HÜCRELERİ ÖLÜMDEN KORUYAN MEKANİZMAYI ÇÖZDÜLER
Prof. Dr. Bildirici ile meslektaşları geniş bir yelpazede, titizlikle yürüttükleri araştırmada, plasentanın dolaşım bozukluğu ve oksijenlenme yetersizliğinde, plasenta hücrelerinde yağ damlacıkları şeklinde yağ depolanmasının PLIN2 proteininin kontrolünde gerçekleştiğini ve bunun hücreleri ölümden koruyan bir savunma mekanizması olduğunu tespit ettiler. Araştırmacılar PLIN2 azalttıklarında yetersiz oksijene maruz bırakılan plasenta hücrelerinde ölümün arttığını, PLIN2’yi arttırdıklarında ise plasenta hücrelerinin canlılığını koruduğunu ortaya koydular.

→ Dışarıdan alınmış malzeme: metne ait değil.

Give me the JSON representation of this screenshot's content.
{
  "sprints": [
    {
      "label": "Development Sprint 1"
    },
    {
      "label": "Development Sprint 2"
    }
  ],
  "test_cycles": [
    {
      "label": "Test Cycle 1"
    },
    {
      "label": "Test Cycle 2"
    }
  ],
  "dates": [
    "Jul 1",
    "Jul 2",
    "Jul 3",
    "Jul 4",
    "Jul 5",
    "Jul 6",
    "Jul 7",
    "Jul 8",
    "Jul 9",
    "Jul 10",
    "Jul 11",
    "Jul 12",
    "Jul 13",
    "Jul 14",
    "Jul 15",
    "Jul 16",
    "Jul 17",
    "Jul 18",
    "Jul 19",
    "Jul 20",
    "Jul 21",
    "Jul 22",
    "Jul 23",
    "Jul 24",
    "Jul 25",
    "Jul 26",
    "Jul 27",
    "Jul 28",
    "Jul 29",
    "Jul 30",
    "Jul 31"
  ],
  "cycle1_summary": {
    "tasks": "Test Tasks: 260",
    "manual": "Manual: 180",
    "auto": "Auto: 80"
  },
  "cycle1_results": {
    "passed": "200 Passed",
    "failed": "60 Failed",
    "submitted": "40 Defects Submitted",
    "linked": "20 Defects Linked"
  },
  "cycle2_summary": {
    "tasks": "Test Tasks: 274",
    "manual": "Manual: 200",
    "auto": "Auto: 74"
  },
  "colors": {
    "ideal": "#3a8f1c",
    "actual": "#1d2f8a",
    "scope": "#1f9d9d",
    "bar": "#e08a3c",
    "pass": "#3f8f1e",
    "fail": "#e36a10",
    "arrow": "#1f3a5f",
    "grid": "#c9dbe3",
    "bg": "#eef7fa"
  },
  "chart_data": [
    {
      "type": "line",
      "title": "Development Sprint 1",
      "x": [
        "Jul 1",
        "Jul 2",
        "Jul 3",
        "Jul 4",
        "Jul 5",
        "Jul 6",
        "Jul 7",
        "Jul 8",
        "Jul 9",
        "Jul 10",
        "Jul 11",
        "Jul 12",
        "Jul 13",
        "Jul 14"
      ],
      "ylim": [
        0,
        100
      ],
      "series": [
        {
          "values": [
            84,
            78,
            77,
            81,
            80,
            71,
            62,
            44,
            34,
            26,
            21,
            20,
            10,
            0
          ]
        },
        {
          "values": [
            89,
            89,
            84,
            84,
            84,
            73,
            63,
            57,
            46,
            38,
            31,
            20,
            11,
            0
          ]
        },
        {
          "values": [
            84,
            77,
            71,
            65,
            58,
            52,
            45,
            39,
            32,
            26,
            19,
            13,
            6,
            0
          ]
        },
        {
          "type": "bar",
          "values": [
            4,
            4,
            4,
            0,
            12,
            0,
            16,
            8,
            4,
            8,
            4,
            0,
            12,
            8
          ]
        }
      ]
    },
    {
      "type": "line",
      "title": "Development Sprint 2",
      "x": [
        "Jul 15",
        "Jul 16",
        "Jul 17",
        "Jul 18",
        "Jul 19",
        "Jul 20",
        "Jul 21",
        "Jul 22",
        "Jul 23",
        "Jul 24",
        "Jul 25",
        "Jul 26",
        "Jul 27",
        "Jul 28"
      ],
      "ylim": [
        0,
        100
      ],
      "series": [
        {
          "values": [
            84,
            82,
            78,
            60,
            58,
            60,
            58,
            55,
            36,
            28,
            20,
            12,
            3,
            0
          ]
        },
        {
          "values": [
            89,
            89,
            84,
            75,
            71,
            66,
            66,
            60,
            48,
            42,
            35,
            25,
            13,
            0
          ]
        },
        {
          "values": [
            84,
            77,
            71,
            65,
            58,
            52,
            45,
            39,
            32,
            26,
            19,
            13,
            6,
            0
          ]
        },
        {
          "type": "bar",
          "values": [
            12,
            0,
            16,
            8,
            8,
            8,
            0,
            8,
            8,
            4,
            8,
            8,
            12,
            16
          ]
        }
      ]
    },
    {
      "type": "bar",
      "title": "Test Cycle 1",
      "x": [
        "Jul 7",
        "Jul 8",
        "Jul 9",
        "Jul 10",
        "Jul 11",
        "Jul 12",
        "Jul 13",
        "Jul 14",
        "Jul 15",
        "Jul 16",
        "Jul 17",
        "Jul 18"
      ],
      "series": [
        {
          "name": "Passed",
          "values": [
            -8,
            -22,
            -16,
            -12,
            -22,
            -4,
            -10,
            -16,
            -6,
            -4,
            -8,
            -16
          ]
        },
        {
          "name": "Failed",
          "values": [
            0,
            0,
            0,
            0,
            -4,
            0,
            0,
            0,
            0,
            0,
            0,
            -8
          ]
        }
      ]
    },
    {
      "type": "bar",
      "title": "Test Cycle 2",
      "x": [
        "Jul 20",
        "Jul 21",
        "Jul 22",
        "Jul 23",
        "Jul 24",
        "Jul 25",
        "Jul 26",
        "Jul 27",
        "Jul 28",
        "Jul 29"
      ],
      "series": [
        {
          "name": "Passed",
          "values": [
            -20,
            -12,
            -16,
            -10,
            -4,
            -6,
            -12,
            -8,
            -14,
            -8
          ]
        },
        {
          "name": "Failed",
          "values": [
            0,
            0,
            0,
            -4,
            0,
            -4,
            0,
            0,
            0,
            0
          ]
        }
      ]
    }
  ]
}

BEBEĞİN HAYATINI KURTARIYOR
Madalyonun diğer tarafında ise yağ depolayarak canlılığını idame ettirmeyi başaran bu plasenta ve hücrelerinden hücre dışına yeterince yağ transfer edilmediğini de tespit eden araştırmacılar böylelikle fetustaki büyüme geriliğinin de önemli bir mekanizmasını açıklığa kavuşturmuş oldular. Prof. Dr. İbrahim Bildirici yaptıkları araştırma sonucunda plasentanın hayatta kalmasını sağlayan bir savunma mekanizmasını ortaya koyduklarını belirterek sözlerine şöyle devam etti: “Plasenta yeterince oksijen alamadığında, hayatta kalabilmek için yağ damlacıkları içinde yağ depoluyor. Çünkü bu yağları damlacıklar içinde hapsetmezse kendi hücreleri ölecek ve bunun sonucunda da bebeğin kaybına yol açacak. Az yağ transfer ettiği için bebekte büyüme geriliğine yol açsa da aslında onun hayatını kurtarmış oluyor.”
Prof. Dr İbrahim Bildirici fetusun büyüme geriliğine neden olan bu mekanizmanın anlaşılmasının uzun vadede bu soruna yönelik geliştirilecek olan tedavilere ışık tutacağını da sözlerine ekledi.